Guests were asked to wear football shirts or bright colours to the service.
“Whenever you saw my dad he was just in jeans, T-shirts or he was in joggers,” said Josh, who lives in Derby Road, Heanor, and works at a coronavirus testing centre in Chaddesden.
“He was never in smart gear. He just said ‘I don’t want everyone to get smart just for one day for me’.
“He said ‘look, I want everyone to put football colours or bright colours’. I’m wearing a Forest shirt that he bought me.
“Even the celebrant, who’s doing the service, he’s wearing a Madness T-shirt. My dad was a massive Madness fan. It’s a celebration – we’re going to be remembering him for the right reasons.”
Mr Brough, who lived with his wife in Holmesfield Drive, Heanor, was cremated and Josh wrote a poem for the service.
The wake was arranged to take place at Heanor Town Football Club.
Lorry driver Mr Brough passed away peacefully in hospital at the age of 52 on April 20.
Having been diagnosed oesophageal cancer, he was later told he had just weeks to live.
Mr Brough also leaves behind wife Amira Brough, son Lewis, 21, and his grandchildren.
Josh said: “We’re all doing well, a lot better than what I expected but it’s not easy to accept.
“My mum’s really upset, obviously she’s devastated but I’m being really strong for her and my little brother is as well.”
Mr Brough’s brother Mick Eames, 56, who lives in Alvaston, Derby, said: “It’s sending him on his final journey, just to remember the happy times with him.
“It’s good to see that people have made the effort to come out for him – even in these times with Covid.
“I just struggle without him.
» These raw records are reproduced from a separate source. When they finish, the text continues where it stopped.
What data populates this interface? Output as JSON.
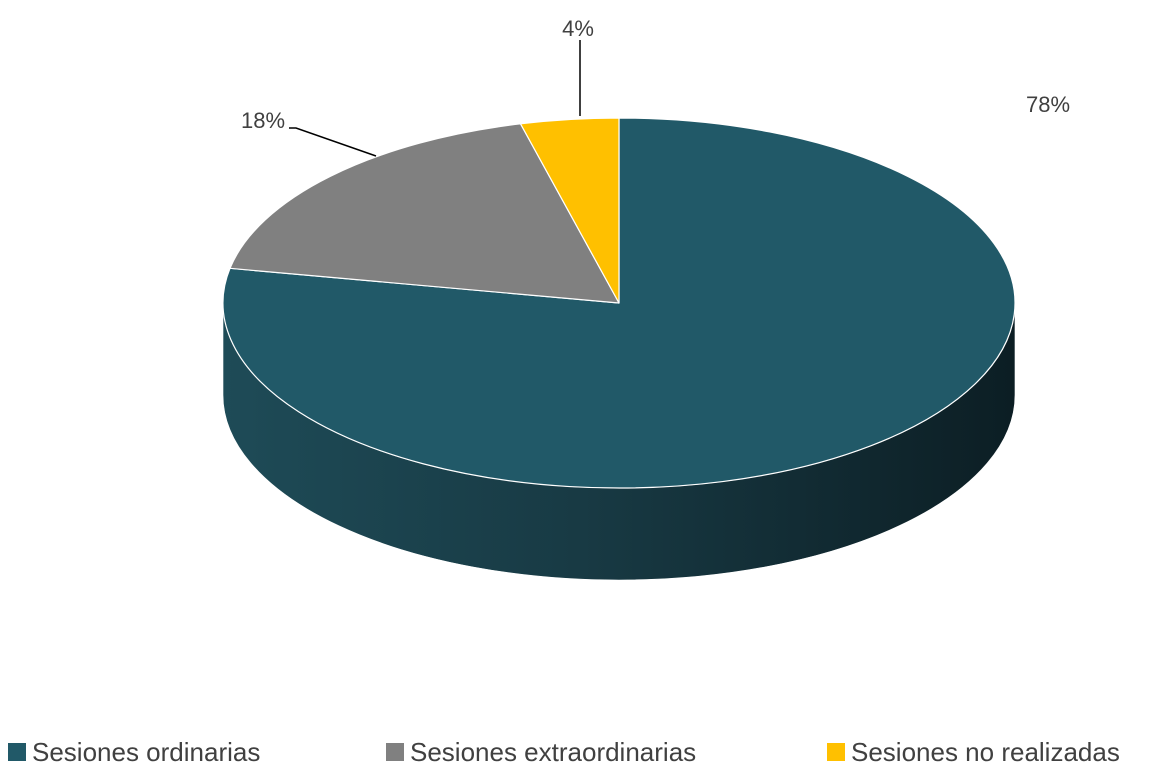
{
  "chart_data": {
    "type": "pie",
    "categories": [
      "Sesiones ordinarias",
      "Sesiones extraordinarias",
      "Sesiones no realizadas"
    ],
    "values": [
      78,
      18,
      4
    ],
    "data_labels": [
      "78%",
      "18%",
      "4%"
    ],
    "colors": [
      "#215968",
      "#808080",
      "#FFC000"
    ],
    "legend_position": "bottom",
    "style": "3d"
  }
}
He has been a big part of my life, I have got a lot of good memories with him that I will treasure forever.”
Before the funeral, Mr Eames, an assistant manager at a bingo hall, explained he and his wife, Tracey Eames, planned to wear Forest shirts on the day.
Mr Brough previously said the coronavirus lockdown restrictions meant he had been unable to make the memories he would have liked, comparing his situation to being on “Death Row”.
He had hoped to watch the Reds one last time at the City Ground in-person but efforts to try and make this happen were unsuccessful.
The club made a request to the relevant government authorities, via the EFL, for legislation to be amended in a bid to permit Mr Brough entry in exceptional circumstances. But the request was turned down by the powers that be.
Mr Brough, who received a series of videos of support from Forest players past and present, said he’d been “truly humbled” by the widespread messages of support he received from fans of different clubs.